История Риты и Марко: противоречие за противоречием
Перед тем как мы нырнем в эту историю, давайте посмотрим на три важных факта, связанные с тем, как наш мозг обрабатывает информацию:
1. В главе 10 мы узнаем, что мозгу свойственно все систематизировать, чтобы лучше предсказать будущие события с помощью репетиции или изменения шаблона (значит, в первую очередь в истории должна быть система, которую читатель захочет отыскать){105}.
2. Мы прогоняем написанное на бумаге через наш личный опыт – через то, как бы мы сами пережили подобные события (не важно, реальные или воображаемые), чтобы понять, правдоподобно ли они написаны (тогда мы можем заключить, нужно ли добавить еще информации, или разозлимся, если информации недостаточно, чтобы вообще что-то заключать){106}.
3. Мы любим решать проблемы; когда мы разгадываем какую-нибудь головоломку, происходит пьянящий выброс нейромедиаторов, которые говорят: «Хорошая работа!»{107} История доставляет удовольствие, потому что мы пытаемся понять, что происходит на самом деле (это значит, что истории, которые игнорируют первые два факта, скорее всего, никакого удовольствия читателю не доставляют).
Все это говорит о том, что читатель знает намного больше, чем вы думаете, так что расслабьтесь и не беспокойтесь понапрасну. Скорее всего, ваш читатель будет на несколько шагов опережать вашего героя, а ведь именно этого мы и хотим. Например, читатель намного лучше капризной любовницы Риты, от лица которой ведется повествование, понимает, каковы шансы того, что Марко, офисный донжуан, на самом деле бросит свою жену в тот момент, когда та вернется домой от своей больной матери. И это хорошо. Потому что беспокойство возрастает не только из-за наших подозрений по поводу предстоящих действий героя, но и из-за напряжения, которое мы испытываем, когда наблюдаем, как Рита выбирает приданое, и прекрасно при этом понимаем, что Марко не только не бросит жену, но и, что, скорее всего, у него вообще нет никакой жены.
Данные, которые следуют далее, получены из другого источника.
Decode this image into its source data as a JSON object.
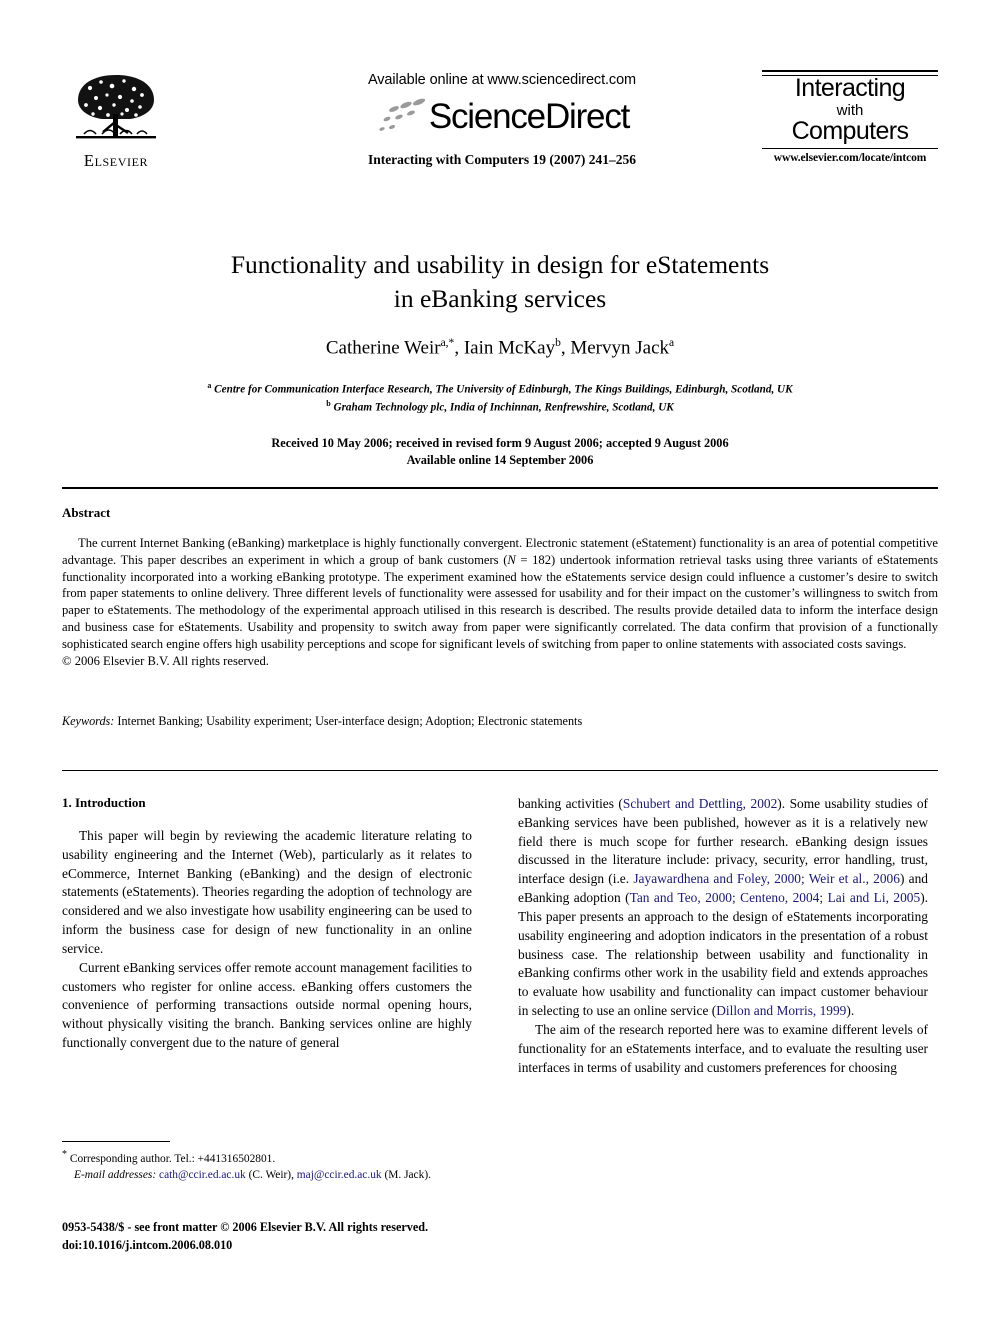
{
  "masthead": {
    "publisher_name": "Elsevier",
    "available_online": "Available online at www.sciencedirect.com",
    "sciencedirect_wordmark": "ScienceDirect",
    "journal_reference": "Interacting with Computers 19 (2007) 241–256",
    "journal_box": {
      "line1": "Interacting",
      "line2": "with",
      "line3": "Computers",
      "url": "www.elsevier.com/locate/intcom"
    }
  },
  "article": {
    "title_line1": "Functionality and usability in design for eStatements",
    "title_line2": "in eBanking services",
    "authors": [
      {
        "name": "Catherine Weir",
        "marks": "a,*"
      },
      {
        "name": "Iain McKay",
        "marks": "b"
      },
      {
        "name": "Mervyn Jack",
        "marks": "a"
      }
    ],
    "affiliations": [
      {
        "mark": "a",
        "text": "Centre for Communication Interface Research, The University of Edinburgh, The Kings Buildings, Edinburgh, Scotland, UK"
      },
      {
        "mark": "b",
        "text": "Graham Technology plc, India of Inchinnan, Renfrewshire, Scotland, UK"
      }
    ],
    "dates_line1": "Received 10 May 2006; received in revised form 9 August 2006; accepted 9 August 2006",
    "dates_line2": "Available online 14 September 2006"
  },
  "abstract": {
    "heading": "Abstract",
    "text_part1": "The current Internet Banking (eBanking) marketplace is highly functionally convergent. Electronic statement (eStatement) functionality is an area of potential competitive advantage. This paper describes an experiment in which a group of bank customers (",
    "sample_size_symbol": "N",
    "sample_size_value": " = 182",
    "text_part2": ") undertook information retrieval tasks using three variants of eStatements functionality incorporated into a working eBanking prototype. The experiment examined how the eStatements service design could influence a customer’s desire to switch from paper statements to online delivery. Three different levels of functionality were assessed for usability and for their impact on the customer’s willingness to switch from paper to eStatements. The methodology of the experimental approach utilised in this research is described. The results provide detailed data to inform the interface design and business case for eStatements. Usability and propensity to switch away from paper were significantly correlated. The data confirm that provision of a functionally sophisticated search engine offers high usability perceptions and scope for significant levels of switching from paper to online statements with associated costs savings.",
    "copyright": "© 2006 Elsevier B.V. All rights reserved."
  },
  "keywords": {
    "label": "Keywords:",
    "list": "Internet Banking; Usability experiment; User-interface design; Adoption; Electronic statements"
  },
  "introduction": {
    "heading": "1. Introduction",
    "left_paragraph_1": "This paper will begin by reviewing the academic literature relating to usability engineering and the Internet (Web), particularly as it relates to eCommerce, Internet Banking (eBanking) and the design of electronic statements (eStatements). Theories regarding the adoption of technology are considered and we also investigate how usability engineering can be used to inform the business case for design of new functionality in an online service.",
    "left_paragraph_2": "Current eBanking services offer remote account management facilities to customers who register for online access. eBanking offers customers the convenience of performing transactions outside normal opening hours, without physically visiting the branch. Banking services online are highly functionally convergent due to the nature of general",
    "right_paragraph_1": {
      "seg1": "banking activities (",
      "cite1": "Schubert and Dettling, 2002",
      "seg2": "). Some usability studies of eBanking services have been published, however as it is a relatively new field there is much scope for further research. eBanking design issues discussed in the literature include: privacy, security, error handling, trust, interface design (i.e. ",
      "cite2": "Jayawardhena and Foley, 2000; Weir et al., 2006",
      "seg3": ") and eBanking adoption (",
      "cite3": "Tan and Teo, 2000; Centeno, 2004; Lai and Li, 2005",
      "seg4": "). This paper presents an approach to the design of eStatements incorporating usability engineering and adoption indicators in the presentation of a robust business case. The relationship between usability and functionality in eBanking confirms other work in the usability field and extends approaches to evaluate how usability and functionality can impact customer behaviour in selecting to use an online service (",
      "cite4": "Dillon and Morris, 1999",
      "seg5": ")."
    },
    "right_paragraph_2": "The aim of the research reported here was to examine different levels of functionality for an eStatements interface, and to evaluate the resulting user interfaces in terms of usability and customers preferences for choosing"
  },
  "footnotes": {
    "corresponding_marker": "*",
    "corresponding_text": " Corresponding author. Tel.: +441316502801.",
    "email_label": "E-mail addresses:",
    "email_1": "cath@ccir.ed.ac.uk",
    "email_1_owner": " (C. Weir), ",
    "email_2": "maj@ccir.ed.ac.uk",
    "email_2_owner": " (M. Jack)."
  },
  "footer": {
    "issn_line": "0953-5438/$ - see front matter © 2006 Elsevier B.V. All rights reserved.",
    "doi_line": "doi:10.1016/j.intcom.2006.08.010"
  },
  "colors": {
    "link": "#191970",
    "text": "#000000",
    "background": "#ffffff"
  }
}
Поскольку мы болеем за Риту, последнее, на что мы надеемся, – это что она все-таки заполучит Марко, несмотря на то что мы находимся в ее шкуре и наши желания так же сильны, как и ее. Наоборот, мы надеемся, что она поймет, что Марко ей не нужен, пока не стало слишком поздно и, боже упаси, он с ней не остался. Настоящая борьба Риты, которую читатель, затаив дыхание, наблюдает и о чем, собственно, повествует история, – это борьба внутренняя. Иными словами, история вертится вокруг того, как Рита видит мир, а не вокруг того, что в мире происходит. Таким образом, историю Риты украшает множество разных конфликтов. Давайте разберем их один за другим.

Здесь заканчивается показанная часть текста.